Starke Lobby für Pkw-Maut: Bauindustrie warnt vor später Sanierung

BERLIN (dpa). Die deutsche Bauindustrie befürwortet eine Pkw-Maut auf Autobahnen und warnt vor Folgekosten verschleppter Investitionen. Vor allem der zunehmende Schwerverkehr belaste viele Brücken und Fahrbahnen massiv, sagte Michael Knipper, Hauptgeschäftsführer des Hauptverbands der Deutschen Bauindustrie, am Dienstag in Berlin. "Wenn wir jetzt nicht investieren, wird in vier bis fünf Jahren ein Teil dieser Brücken gar nicht mehr sanierungsfähig sein. Dann heißt es Abriss." Dies werde am Ende deutlich teurer.

Um aus den Unwägbarkeiten der Finanzierung über die Haushalte herauszukommen, gebe es nur einen Weg: "Die Umstellung auf eine Nutzerfinanzierung."

Als Ausgleich solle es für Autofahrer aber Senkungen bei der Kfz- oder Mineralölsteuer geben.
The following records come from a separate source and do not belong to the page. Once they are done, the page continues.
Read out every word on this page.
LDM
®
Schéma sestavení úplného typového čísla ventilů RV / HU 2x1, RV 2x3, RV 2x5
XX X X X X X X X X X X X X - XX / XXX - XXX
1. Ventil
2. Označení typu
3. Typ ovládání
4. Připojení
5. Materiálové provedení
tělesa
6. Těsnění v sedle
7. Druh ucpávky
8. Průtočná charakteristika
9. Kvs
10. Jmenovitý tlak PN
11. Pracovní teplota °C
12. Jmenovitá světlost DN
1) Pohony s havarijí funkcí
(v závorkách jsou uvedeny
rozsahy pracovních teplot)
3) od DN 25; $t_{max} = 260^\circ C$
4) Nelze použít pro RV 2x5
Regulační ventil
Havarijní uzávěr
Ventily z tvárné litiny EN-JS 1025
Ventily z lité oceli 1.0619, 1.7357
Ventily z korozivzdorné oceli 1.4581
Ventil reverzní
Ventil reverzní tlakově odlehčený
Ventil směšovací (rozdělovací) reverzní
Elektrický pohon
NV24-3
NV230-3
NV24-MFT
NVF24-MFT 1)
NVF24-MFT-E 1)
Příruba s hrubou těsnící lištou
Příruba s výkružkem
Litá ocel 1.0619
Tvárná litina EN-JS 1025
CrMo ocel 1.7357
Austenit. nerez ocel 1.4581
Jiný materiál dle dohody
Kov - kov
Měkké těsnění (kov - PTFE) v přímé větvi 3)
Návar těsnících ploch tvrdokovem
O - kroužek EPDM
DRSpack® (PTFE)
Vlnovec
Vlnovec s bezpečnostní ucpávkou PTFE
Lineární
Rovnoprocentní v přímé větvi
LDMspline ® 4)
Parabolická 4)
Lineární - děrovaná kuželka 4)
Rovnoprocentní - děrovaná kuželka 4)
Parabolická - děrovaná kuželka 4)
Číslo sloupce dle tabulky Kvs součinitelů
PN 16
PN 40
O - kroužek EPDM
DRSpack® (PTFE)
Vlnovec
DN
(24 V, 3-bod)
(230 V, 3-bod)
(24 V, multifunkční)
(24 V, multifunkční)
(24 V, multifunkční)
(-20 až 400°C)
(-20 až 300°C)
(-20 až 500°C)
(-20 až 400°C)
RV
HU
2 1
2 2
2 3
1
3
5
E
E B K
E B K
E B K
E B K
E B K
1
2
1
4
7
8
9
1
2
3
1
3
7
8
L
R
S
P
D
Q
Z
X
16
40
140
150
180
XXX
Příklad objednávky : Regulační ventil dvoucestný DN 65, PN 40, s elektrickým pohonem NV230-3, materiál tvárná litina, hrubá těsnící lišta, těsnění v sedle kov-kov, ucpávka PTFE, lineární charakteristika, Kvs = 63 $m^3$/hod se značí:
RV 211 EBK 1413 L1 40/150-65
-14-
Eine Pkw-Maut könne zwei bis drei Milliarden Euro jährlich einbringen. Bei einer Jahresgebühr von 100 Euro könnten allein rund 800 Millionen Euro durch Autofahrer aus dem Ausland hereinkommen.

Zur systematischen Autobahn-Erneuerung sollte ein Programm über fünf oder zehn Jahre aufgelegt werden, um Investitionen verstetigen und planen zu können.

Für den Erhalt der Bundesfernstraßen wären im Jahr etwa sieben Milliarden Euro erforderlich, sagte Knipper. Für den Bundeshaushalt 2012 sind Investitionen von rund fünf Milliarden Euro vorgesehen.